Doch nicht immer ist es so einfach. Hinzu kommt: Mitunter bekommen erfahrene Anleger, die sich etwa mit Hebelprodukten gut auskennen, stündlich Warnhinweise, dass ihr Investment deutlich ins Minus rutschen könnte. Offenbar sind selbst einige Institute durch die neue Gesetzgebung verunsichert und wollen mit ihren Hinweisen auf Nummer sicher gehen, erreichen aber eher das Gegenteil.

Verunsichert werden Anleger schon, wenn sie eine Bankfiliale betreten. Denn je nach persönlicher Bonität, Risikoneigung, Alter und einem üppigen Fragenkatalog, darf der Bankberater unter Umständen nicht einmal dem Kauf einer einzelnen Aktie zustimmen. Da kann es schon mal passieren, dass das Investment in McDonalds, Coca Cola, Apple oder BASF mit der Begründung abgewiesen wird, das passe nicht in das persönliche Risikoumfeld.

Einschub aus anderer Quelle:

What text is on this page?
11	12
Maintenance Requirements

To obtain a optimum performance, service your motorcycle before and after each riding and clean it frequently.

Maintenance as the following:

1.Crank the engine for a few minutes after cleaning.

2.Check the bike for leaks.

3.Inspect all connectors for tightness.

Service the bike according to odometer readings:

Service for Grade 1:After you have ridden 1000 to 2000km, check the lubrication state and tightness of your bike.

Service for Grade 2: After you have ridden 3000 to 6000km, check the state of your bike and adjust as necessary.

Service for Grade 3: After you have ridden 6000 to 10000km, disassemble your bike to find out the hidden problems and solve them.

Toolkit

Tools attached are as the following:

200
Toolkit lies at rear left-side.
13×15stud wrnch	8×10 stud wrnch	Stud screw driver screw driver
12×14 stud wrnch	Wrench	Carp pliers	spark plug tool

Offensichtlich traut der Gesetzgeber Bankkunden nicht zu, eigenständig zu entscheiden, welche Aktien er kaufen will. Fest steht: Anleger, die fürs Alter vorsorgen oder einfach Aktien oder andere Wertpapiere kaufen wollen, weil sie von den Aussichten überzeugt sind, sollten sich durch MiFID II nicht beirren lassen. Die Richtlinie hilft bei der Bewertung eines Wertpapiers und beim Anlegerschutz nur bedingt.